Cognitive Impairment

By Ellen Whipple, Pharm.D.
Cognitive impairment is a common problem associated with multiple sclerosis, and affects the ability to think, reason, concentrate, or remember. An estimated 40-70 percent of all persons with MS suffer from some degree of cognitive impairment. Typically, cognitive impairment is more common in patients with a progressive disease course, compared to patients with relapsing-remitting one (50-60 percent vs. 35-45 percent, respectively).

According to Dr. Ben Thrower, medical director of the MS Institute at the Shepherd Center, “cognitive impairment can also be observed in patients with both clinically isolated syndrome and radiographically isolated syndrome, and up to 20 percent of patients with benign multiple sclerosis experience cognitive impairment.” Cognitive impairment tends to be more severe in those who have had MS for a longer time and those with signs of permanent neurological damage. Cognitive impairment is not absent, however, from patients with early disease.

Because there are many factors that may cause or exacerbate cognitive impairment in MS patients, there are currently no FDA-approved products to treat MS-related cognitive impairment. According to Dr. Thrower, medications are sometimes the offending agent and can worsen cognitive impairment. Dr. Thrower explained, “changing medication regimens can sometimes improve the symptoms of cognitive impairment.” Additional factors that may exacerbate cognitive impairment include overexertion and heat.

Anticholinergic medications – perhaps the most common cause of cognitive impairment. Anticholinergic medications are one of the most common causes of acute and chronic cognitive impairment in patients both with and without MS. Anticholinergic medications are a class of drugs that block the action of the neurotransmitter acetylcholine in the brain.

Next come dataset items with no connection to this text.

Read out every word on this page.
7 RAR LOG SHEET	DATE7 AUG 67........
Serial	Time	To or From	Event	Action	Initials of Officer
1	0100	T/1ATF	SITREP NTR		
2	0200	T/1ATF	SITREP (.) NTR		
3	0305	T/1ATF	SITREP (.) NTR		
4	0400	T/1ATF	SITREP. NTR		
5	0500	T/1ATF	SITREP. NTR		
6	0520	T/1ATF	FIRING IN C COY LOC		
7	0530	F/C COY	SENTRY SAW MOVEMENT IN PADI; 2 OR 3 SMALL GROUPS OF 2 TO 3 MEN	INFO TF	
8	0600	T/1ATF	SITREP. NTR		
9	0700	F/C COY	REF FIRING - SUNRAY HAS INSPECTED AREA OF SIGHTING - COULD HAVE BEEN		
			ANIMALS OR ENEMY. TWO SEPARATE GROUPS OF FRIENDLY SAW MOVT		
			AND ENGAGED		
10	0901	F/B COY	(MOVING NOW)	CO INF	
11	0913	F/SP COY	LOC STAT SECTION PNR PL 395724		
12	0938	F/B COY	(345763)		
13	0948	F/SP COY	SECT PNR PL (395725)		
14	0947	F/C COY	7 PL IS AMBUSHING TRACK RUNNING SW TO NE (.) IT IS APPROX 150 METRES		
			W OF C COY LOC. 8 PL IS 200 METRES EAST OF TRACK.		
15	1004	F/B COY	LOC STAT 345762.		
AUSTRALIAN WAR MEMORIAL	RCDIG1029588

They are used to treat many diseases including asthma, incontinence, gastrointestinal cramps, muscular spasms, depression, and sleep disorders. Anticholinergic medications frequently cause confusion, memory loss, worsening of mental function, and other cognitive effects. Elderly patients are generally more susceptible to the cognitive adverse effects of anticholinergic medications compared to younger adults.

Examples of anticholinergic medications include:
• Trihexyphenidyl (Artane)
• Benztropine mesylate (Cogentin)
• Flavoxate (Urispas)
• Oxybutynin (Ditropan, Oxytrol)
• Scopolamine
• Hyoscyamine (Levsinex)
• Tolterodine (Detrol)
• Belladonna alkaloids
• Fesoterodine (Toviaz)
• Solifenacin (VESIcare)
• Darifenacin (Enablex)
• Propantheline (Pro-Banthine)

Medications that cross the blood-brain barrier

Any medication that crosses the blood-brain barrier has the potential to decrease cognition. Psychoactive drugs, antidepressants, and anticonvulsants can cause acute states of confusion. In addition, nonpsychoactive drugs such as histamine H2 receptor antagonists (used to reduce stomach acid), cardiac medications, and antibiotics may cause acute and chronic cognitive impairments. It is important to note that not all patients experience cognitive impairment as a result of these medications. Compared to young people, elderly people are more likely to develop cognitive impairment because of medications. Generally, patients susceptible to cognitive impairment with one medication are more likely to experience it with other medications as well.

Advice from the pharmacist

If you are experiencing cognition challenges, speak with your pharmacist. In many cases, medication regimens can be changed to minimize cognitive problems. For example, administering medications at certain times of the day, such as before bedtime, may help minimize cognitive issues. Pharmacists may also be able to simplify treatment regimens to avoid additional confusion. This can be accomplished by suggesting medications that can be given once daily rather than multiple times per day, screening for therapeutic duplications, and suggesting medications that can be used to treat more than one symptom.

If you are experiencing cognitive impairment (or have a complicated medication regimen), you may want to consider having medications blister-packed or using a weekly device to dispense medications. There are also reminder apps available on Google and the Apple Store that alert you when it is time to take medications. Additionally, take caution during the summer to limit physical activity and time spent outside in the heat. It is important to recognize signs of fatigue early, and to take sufficient breaks to prevent overexertion and worsening of cognitive function.